Hi. I swaddled both my kids and I totally believe it helps in the beginning. The tightness is a great sense of security, and as they lay there, they learn to soothe themselves to sleep. I swaddled both kids until about 4 months of age. But, I believe each kid is different, you have high maintenance, easy going...etc types of babies, which could make that whole transition hard or easy when the swaddling stops. My daughter was easy. She was sleeping on her own around 5 months. My son had a harder time after the swaddling was over, but I think breastfeeding made things harder with him (I did not bf'd my daughter). It required a lot of crying. Some people don't believe in the crying, but there are a lot of kind methods out there.

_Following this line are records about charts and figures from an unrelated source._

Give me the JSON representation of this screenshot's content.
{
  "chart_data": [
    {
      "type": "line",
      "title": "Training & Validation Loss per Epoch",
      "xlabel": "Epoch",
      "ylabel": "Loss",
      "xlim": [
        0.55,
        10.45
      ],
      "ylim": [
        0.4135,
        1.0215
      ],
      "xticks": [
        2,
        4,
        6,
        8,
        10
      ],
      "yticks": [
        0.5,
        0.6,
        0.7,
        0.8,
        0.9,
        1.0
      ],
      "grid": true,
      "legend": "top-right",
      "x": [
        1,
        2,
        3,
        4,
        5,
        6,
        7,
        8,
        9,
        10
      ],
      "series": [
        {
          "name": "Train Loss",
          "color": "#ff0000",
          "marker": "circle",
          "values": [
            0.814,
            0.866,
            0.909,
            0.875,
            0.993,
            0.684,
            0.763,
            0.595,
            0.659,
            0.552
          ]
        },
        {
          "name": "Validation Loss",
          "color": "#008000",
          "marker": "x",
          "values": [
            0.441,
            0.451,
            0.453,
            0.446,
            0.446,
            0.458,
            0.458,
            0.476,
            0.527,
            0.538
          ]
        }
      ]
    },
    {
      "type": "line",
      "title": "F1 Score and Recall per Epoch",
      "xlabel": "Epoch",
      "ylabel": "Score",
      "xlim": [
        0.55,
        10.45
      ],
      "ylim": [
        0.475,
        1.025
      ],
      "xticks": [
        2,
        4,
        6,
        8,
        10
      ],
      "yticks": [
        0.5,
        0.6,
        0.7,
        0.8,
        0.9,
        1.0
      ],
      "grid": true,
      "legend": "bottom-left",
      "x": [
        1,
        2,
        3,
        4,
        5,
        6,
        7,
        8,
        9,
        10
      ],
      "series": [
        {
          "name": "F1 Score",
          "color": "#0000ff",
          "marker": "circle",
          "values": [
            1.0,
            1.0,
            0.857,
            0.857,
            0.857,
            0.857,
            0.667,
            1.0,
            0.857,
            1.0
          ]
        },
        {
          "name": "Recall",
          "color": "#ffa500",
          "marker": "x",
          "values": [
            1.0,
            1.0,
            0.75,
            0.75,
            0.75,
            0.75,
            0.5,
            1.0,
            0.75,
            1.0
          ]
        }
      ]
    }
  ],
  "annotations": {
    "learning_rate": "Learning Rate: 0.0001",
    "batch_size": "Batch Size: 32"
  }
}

I read Ferber's book, it's not as negative as people make it out to be. Very good advice on sleep in general that makes a lot of sense. I also read a sleep book by Jodi Mindell, similar approach, not as much crying. I took advice from both and did was worked best for our situation. Like started with naps...and bedtime was nothing. Still working on middle of the night--which is hard to do with husband, and sister. I recommend reading some of these books first.
But, basically, I think it is still early for you. The best time to start is 4-6 months and you will get an idea of how it will go. It is during this time where they start to sleep longer and wake up less frequently and do not need that middle of the night feeding. Which will work to your advantage. Also, keep naps and feeding consistent. And start a bedtime routine at this age. For example, dinner, bath, singing, reading...bedtime. Then, at the moment you put them to sleep, it does require putting them down to bed drowsy and will require some crying, but they just don't know any other way til you teach them. They need to learn to soothe themselves to sleep. Rocking, swaying, pacifiers, music...etc...they all are false sleep associations. They aren't the worst thing in the world, but if your daughter wakes in the middle of the night, expect that she will need that to fall asleep. My daughter had pacifiers, but by 5 months she was able to grab one and put them in her mouth on her own. I put several in her crib. If you are still giving her a middle of the night bottle, work on stopping that during this time.
Finally, do not do this until you are mentally ready. And give it a couple days. The crying is only bad the first 2-3 days. Some babies are worse than others. You know your baby best, you will know her types of crying, what is whining, what is tired, what is scared....and you will know how to handle it. Just remember, the key with anything with children is routine and consistency--and stick with it, it works.